For years, whenever there was a party, my friends would ask me if I could bring my guacamole.  I have to admit, it is a really good recipe (which I learned from a family friend when I was 19 years old).  People have asked me for the recipe throughout the years and I have obliged (a little begrudgingly because I want to be known as the one who makes the best guacamole).   However, since I am no longer in-State, and there are big parties planned for Sunday, I feel the time is right to happily reveal all.
Tips:

1.       Buy Hass avocados only.  They are the best.  The large green avocados have too much water content and do not have the same creaminess that the smaller avocados possess. 
2.       Shop in advance just in case you can’t find ripe avocados.  I have been known to go to three different stores in a fruitless search for ripe avocados.  If you can’t find any ripe avocados (they should been dark in color and have a little give), then put them in a paper bag in the pantry with a banana or an apple.   They should ripen up within a day or two as the apples and bananas release gasses that ripen avocados.
3.       Don’t prepare your guacamole too far in advance as it will brown and also, I’ve noticed, flavor can be lost. 
4.   Putting a pit in your guacamole does not prevent it from turning brown.  To keep your guacamole from turning brown make sure to include lime juice in your recipe and also put plastic wrap directly on the top of the finished guacamole.  It will prevent air from discoloring the dip.
5.       The beauty of guacamole is that it is very flexible.  You can add or remove ingredients to suit your own pallet.  I don’t use cilantro any longer because my husband doesn’t like cilantro – others may love cilantro and want to add double the recommended amount.   When my sister Ellie comes to visit, I don’t add in onions as she hates onions.   If you have fresh ingredients and, most importantly, ripe avocados, you really cannot go wrong.

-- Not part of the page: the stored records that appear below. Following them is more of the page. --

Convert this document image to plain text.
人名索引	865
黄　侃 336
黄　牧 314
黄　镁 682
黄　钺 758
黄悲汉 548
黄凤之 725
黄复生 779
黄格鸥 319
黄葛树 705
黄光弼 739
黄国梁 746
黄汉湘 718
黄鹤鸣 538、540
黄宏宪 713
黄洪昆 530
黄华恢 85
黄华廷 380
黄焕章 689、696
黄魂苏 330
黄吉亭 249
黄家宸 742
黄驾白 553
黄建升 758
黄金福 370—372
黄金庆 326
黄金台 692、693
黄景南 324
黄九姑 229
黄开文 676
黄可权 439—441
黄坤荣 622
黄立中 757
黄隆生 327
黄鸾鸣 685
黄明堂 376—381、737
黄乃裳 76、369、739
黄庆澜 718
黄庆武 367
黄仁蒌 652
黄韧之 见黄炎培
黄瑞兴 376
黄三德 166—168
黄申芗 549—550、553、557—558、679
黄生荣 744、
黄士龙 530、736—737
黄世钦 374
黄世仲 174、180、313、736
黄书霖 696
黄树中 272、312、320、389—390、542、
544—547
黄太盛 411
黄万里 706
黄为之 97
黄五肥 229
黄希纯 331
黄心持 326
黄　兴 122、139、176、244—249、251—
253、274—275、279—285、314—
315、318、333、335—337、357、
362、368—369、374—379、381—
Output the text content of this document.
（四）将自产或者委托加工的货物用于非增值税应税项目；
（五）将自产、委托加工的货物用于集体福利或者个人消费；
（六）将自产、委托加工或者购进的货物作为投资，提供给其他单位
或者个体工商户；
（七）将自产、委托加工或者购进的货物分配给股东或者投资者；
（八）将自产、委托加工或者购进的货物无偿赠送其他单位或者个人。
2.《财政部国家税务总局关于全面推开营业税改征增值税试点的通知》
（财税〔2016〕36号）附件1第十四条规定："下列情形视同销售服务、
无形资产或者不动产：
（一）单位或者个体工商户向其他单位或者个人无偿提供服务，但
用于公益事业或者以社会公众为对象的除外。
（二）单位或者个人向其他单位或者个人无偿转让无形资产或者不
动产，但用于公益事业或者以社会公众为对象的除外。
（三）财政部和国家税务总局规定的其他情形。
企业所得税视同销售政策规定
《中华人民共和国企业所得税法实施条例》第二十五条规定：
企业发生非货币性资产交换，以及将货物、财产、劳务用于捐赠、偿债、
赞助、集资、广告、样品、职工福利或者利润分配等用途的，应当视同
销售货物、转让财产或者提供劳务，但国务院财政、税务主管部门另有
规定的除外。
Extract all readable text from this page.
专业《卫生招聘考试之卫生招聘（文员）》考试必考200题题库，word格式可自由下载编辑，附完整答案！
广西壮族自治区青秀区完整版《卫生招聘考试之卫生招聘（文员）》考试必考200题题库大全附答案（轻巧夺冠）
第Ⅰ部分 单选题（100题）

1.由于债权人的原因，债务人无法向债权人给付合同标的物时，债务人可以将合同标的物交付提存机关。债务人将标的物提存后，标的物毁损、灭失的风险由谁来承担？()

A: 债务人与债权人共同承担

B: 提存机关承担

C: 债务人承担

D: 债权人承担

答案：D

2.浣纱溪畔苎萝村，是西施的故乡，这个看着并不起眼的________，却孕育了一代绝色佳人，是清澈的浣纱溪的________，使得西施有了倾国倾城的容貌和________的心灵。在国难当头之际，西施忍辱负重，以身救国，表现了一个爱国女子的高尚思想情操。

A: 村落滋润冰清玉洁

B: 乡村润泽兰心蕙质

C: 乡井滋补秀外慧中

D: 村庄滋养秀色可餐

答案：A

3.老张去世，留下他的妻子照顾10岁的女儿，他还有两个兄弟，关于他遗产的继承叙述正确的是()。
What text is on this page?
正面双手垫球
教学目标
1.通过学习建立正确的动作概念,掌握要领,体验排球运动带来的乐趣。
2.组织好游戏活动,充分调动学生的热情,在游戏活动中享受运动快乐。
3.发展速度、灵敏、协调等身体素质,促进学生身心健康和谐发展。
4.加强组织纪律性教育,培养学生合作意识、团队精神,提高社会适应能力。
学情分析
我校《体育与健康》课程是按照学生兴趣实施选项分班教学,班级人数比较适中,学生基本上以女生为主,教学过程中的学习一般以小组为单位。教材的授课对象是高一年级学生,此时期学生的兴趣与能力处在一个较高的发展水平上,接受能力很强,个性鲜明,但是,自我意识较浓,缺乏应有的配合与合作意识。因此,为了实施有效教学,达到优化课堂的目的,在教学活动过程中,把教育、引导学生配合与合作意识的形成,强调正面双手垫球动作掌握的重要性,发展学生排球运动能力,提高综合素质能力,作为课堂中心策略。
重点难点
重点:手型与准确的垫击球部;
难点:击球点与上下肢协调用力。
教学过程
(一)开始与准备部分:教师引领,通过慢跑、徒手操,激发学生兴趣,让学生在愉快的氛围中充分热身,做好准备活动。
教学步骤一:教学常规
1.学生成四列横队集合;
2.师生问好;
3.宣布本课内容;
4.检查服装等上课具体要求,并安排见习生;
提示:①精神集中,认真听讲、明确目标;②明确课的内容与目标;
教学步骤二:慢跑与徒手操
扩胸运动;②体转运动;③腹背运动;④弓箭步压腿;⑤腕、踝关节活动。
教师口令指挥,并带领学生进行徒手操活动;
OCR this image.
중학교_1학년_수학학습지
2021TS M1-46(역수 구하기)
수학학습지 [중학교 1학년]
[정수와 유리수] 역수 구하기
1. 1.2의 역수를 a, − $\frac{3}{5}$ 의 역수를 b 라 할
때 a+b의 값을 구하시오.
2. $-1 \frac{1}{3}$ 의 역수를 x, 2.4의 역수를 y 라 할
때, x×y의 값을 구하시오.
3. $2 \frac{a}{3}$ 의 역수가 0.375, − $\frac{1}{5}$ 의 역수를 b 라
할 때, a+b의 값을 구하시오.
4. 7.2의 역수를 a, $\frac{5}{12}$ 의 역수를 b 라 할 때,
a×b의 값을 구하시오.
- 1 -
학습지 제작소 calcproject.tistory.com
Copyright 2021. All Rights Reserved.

Ingredients (dip will serve six):
3 ripe Hass avocados (mashed… leave a few little lumps)
1 lime (juiced – about two table spoons of lime juice)
½ cup of cilantro (roughly chopped)
2 cloves of garlic (finely diced)
½ a jalapeno (finely diced)
½ a red onion (finely diced)
½ a green pepper (diced)
2 plum tomatoes (remove seeds and dice)
1 tablespoon of extra virgin olive
½ tablespoon of Kosher salt (adjust to taste)
½ tablespoon of ground pepper (adjust to taste)
1 tablespoon of ground cumin
And now for the big reveal!  The secret ingredient that I believe has had life-long haters of guacamole convert is:  ½ cup of sour cream (lite or full fat).  It just adds that extra umph to the recipe and makes it even creamier.

Take all of the ingredients (the day of the party) and mix them together very well.  You will want to chill the dip ahead of time and serve it with Tostitos Scoops (best chips I’ve yet found for this dip). 
Happy game day everyone!  And, remember, don’t forget to cheer for the Pats!